Deprem uzmanı Prof. Dr. Haluk Eyidoğan, Marmara Denizi’nde olası bir büyük depremin, bölgedeki 11 ili ve yaklaşık 30 milyon insanı etkileyeceğini belirtti. Eyidoğan, Trakya Üniversitesi’nin düzenlediği afet çalıştayı için geldiği Edirne’de yaptığı açıklamada, Marmara Bölgesi’nin 2 bin yıllık deprem geçmişine dikkat çekerek, “Marmara’da 7 ve daha büyük büyüklükte bir deprem bekleniyor. Bu durum, sadece İstanbul’u değil, çevresindeki illeri de büyük ölçüde etkileyecek” dedi.

Eyidoğan, son yıllarda bilim insanlarının Marmara’daki potansiyel depreme ilişkin çalışmalar yürüttüğünü belirterek, “İstanbul, Tekirdağ, Kocaeli, Yalova, Bursa, Balıkesir ve Çanakkale gibi Marmara Denizi’ne kıyısı olan şehirlerin tamamı bu büyük depremin etkisi altına girecek” ifadelerini kullandı. Bu durumun bölgedeki nüfus yoğunluğuyla birleşince, çok ciddi ekonomik ve toplumsal sorunlar yaratabileceğini vurgulayan Eyidoğan, “Marmara Bölgesi, Türkiye’nin gayri safi milli hasılasının yüzde 50’sini oluşturuyor. Böyle bir felaket sadece İstanbul’u değil, tüm ülkeyi derinden etkiler ve beka sorunu haline gelebilir” dedi.

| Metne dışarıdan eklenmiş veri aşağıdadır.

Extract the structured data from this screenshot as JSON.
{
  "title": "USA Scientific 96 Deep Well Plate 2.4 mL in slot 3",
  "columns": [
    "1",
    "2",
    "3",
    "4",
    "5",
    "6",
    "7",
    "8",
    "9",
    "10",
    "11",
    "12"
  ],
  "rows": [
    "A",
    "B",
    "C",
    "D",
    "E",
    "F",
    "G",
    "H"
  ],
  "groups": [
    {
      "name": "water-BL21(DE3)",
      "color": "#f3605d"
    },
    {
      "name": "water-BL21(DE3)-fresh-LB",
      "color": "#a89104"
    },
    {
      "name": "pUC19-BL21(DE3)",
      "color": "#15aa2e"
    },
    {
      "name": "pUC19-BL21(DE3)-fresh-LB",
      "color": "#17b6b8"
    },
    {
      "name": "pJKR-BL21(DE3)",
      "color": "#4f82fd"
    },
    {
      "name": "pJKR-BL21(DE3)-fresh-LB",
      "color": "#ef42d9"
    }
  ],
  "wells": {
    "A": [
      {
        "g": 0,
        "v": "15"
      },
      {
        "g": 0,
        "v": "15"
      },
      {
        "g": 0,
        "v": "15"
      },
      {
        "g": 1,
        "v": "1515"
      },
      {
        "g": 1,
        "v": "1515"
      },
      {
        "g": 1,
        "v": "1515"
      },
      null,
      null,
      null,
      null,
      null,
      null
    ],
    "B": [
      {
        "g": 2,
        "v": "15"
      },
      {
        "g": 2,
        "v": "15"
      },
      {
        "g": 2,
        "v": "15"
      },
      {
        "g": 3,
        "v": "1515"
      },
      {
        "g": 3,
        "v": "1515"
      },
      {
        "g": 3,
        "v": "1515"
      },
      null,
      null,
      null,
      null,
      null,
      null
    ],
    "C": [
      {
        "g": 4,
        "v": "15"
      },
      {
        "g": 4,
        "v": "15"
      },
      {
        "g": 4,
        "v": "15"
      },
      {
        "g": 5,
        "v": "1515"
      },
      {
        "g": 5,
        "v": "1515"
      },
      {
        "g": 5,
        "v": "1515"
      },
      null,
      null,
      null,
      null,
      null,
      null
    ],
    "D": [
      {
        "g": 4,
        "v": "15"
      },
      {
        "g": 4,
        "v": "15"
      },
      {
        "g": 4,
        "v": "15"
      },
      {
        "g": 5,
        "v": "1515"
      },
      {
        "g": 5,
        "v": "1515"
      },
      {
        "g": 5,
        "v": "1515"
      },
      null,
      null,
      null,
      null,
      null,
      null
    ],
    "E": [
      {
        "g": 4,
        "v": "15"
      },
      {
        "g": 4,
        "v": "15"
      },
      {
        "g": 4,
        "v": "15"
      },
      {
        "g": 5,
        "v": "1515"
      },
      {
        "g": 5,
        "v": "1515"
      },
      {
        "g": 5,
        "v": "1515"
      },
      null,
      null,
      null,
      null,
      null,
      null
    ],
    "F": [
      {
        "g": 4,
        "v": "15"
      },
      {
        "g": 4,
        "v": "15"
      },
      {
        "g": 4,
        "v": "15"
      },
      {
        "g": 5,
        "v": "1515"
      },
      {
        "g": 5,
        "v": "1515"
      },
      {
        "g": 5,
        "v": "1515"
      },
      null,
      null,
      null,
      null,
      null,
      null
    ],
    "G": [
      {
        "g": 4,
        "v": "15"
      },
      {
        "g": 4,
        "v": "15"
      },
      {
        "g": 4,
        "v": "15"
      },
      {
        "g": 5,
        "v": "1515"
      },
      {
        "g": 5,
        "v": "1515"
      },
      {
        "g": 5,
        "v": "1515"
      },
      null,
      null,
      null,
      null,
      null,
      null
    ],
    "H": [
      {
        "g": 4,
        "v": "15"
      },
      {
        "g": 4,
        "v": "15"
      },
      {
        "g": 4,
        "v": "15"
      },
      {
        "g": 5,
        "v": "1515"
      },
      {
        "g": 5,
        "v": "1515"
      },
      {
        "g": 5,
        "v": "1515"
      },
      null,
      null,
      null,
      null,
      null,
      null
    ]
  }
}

Riskin Azaltılması İçin Ortak Çalışma Vurgusu

Eyidoğan, afet risklerinin en aza indirilebilmesi için tüm kurum ve kuruluşların iş birliği yapması gerektiğini dile getirdi. Özellikle afetlere hazırlıklı olmak ve halkı bilinçlendirmek adına, yerel yönetimler, mülki idareler, üniversiteler ve akademisyenlerin aktif rol oynaması gerektiğinin altını çizdi. “Toplum temelli bir afet riski çalışması yapıldığında daha sağlıklı sonuçlar alınabilir” diyen Eyidoğan, kentsel dönüşüm ve yapı güçlendirme çalışmalarının da kritik öneme sahip olduğunu belirtti.

Prof. Dr. Haluk Eyidoğan, Marmara Bölgesi’nde yaşayan insanların, olası bir deprem için hazırlıklı olması gerektiğine ve afet bilincinin her katmanda canlı tutulması gerektiğine dikkat çekti.